BradRuderman / pyhs2

MIT License
208 stars 107 forks source link

cur.getSchema() when <date> fields exist throws exception (when field is NULL)? #35

Open BAM-BAM-BAM opened 9 years ago

BAM-BAM-BAM commented 9 years ago

I've been using pyhs2 with a Hortonworks cluster.

I have a simple table with a type "date" field, when I call the cursor::getSchema() function an exception is thrown (KeyError 17).

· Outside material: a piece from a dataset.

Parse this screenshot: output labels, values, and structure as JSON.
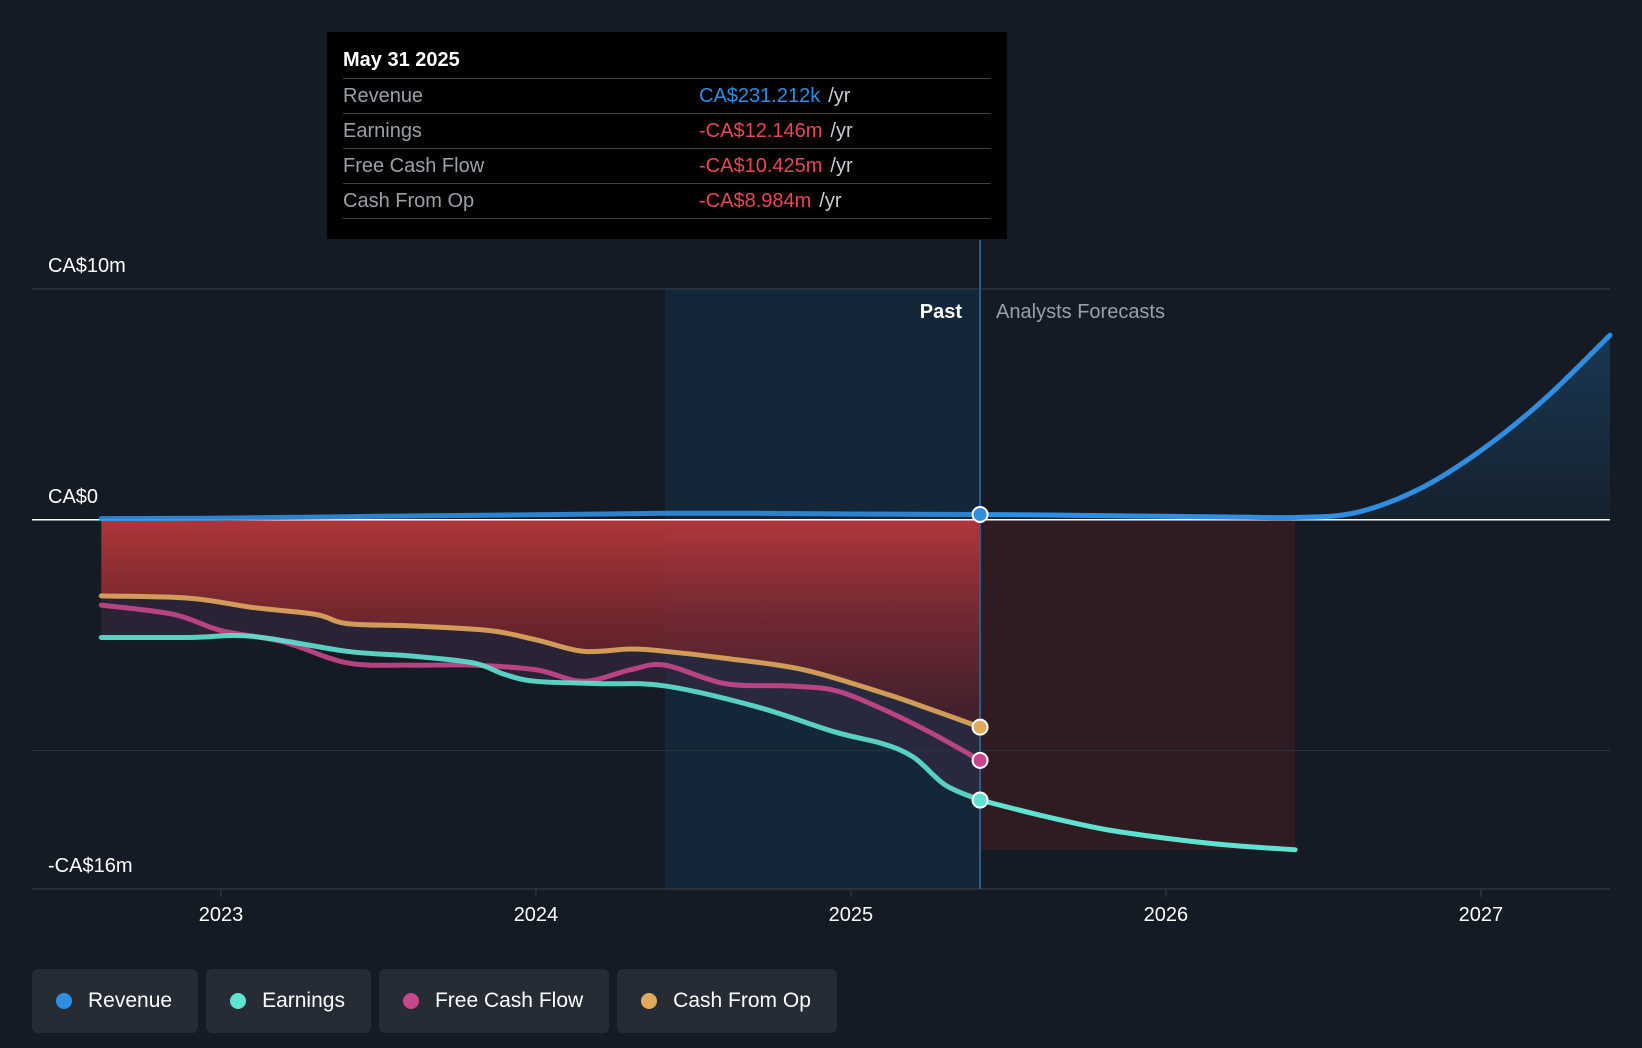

I think this only happens when a date field value is NULL.

Here is the table: hive -e 'describe extended test_date' Logging initialized using configuration in file:/etc/hive/conf.dist/hive-log4j.properties OK col_name data_type comment mydate date _c1 bigint

Detailed Table Information Table(tableName:test_date, dbName:default, owner:jprior, createTime:1422053397, lastAccessTime:0, retention:0, sd:StorageDescriptor(cols:[FieldSchema(name:mydate, type:date, comment:null), FieldSchema(name:_c1, type:bigint, comment:null)], location:hdfs://___.com:8020/apps/hive/warehouse/test_date, inputFormat:org.apache.hadoop.mapred.TextInputFormat, outputFormat:org.apache.hadoop.hive.ql.io.HiveIgnoreKeyTextOutputFormat, compressed:false, numBuckets:-1, serdeInfo:SerDeInfo(name:null, serializationLib:org.apache.hadoop.hive.serde2.lazy.LazySimpleSerDe, parameters:{serialization.format=1}), bucketCols:[], sortCols:[], parameters:{}, skewedInfo:SkewedInfo(skewedColNames:[], skewedColValues:[], skewedColValueLocationMaps:{}), storedAsSubDirectories:false), partitionKeys:[], parameters:{numFiles=5, COLUMN_STATS_ACCURATE=true, transient_lastDdlTime=1422053397, numRows=386, totalSize=6910, rawDataSize=6524}, viewOriginalText:null, viewExpandedText:null, tableType:MANAGED_TABLE) Time taken: 2.275 seconds, Fetched: 4 row(s)

Here is how to generate the exception:

ipython

In [1]: import pyhs2 In [2]: cnx = pyhs2.connect(eval("{'host':'', 'port':10000, 'authMechanism':'**', 'database':'default', 'user':'', 'password':'', }")) In [3]: cur = cnx.cursor() In [4]: query = 'select mydate from test_date' In [5]: cur.execute(query) In [6]: rows = cur.fetch() In [7]: rows[:10] Out[7]: [[None], ['2013-12-31'], ['2014-01-05'], ['2014-01-10'], ['2014-01-15'], ['2014-01-20'], ['2014-01-25'], ['2014-01-30'], ['2014-02-04'], ['2014-02-09']]

In [8]: column_names = [a['columnName'] for a in cur.getSchema()]

KeyError Traceback (most recent call last)

in () ----> 1 column_names = [a['columnName'] for a in cur.getSchema()] /edge/1/anaconda/lib/python2.7/site-packages/pyhs2/cursor.pyc in getSchema(self) 196 for c in self.client.GetResultSetMetadata(req).schema.columns: 197 col = {} --> 198 col['type'] = get_type(c.typeDesc) 199 col['columnName'] = c.columnName 200 col['comment'] = c.comment /edge/1/anaconda/lib/python2.7/site-packages/pyhs2/cursor.pyc in get_type(typeDesc) 10 for ttype in typeDesc.types: 11 if ttype.primitiveEntry is not None: ---> 12 return TTypeId._VALUES_TO_NAMES[ttype.primitiveEntry.type] 13 elif ttype.mapEntry is not None: 14 return ttype.mapEntry KeyError: 17
BradRuderman commented 9 years ago

what version of hive?

BAM-BAM-BAM commented 9 years ago

Hive 0.13.0.2.1.4.0-632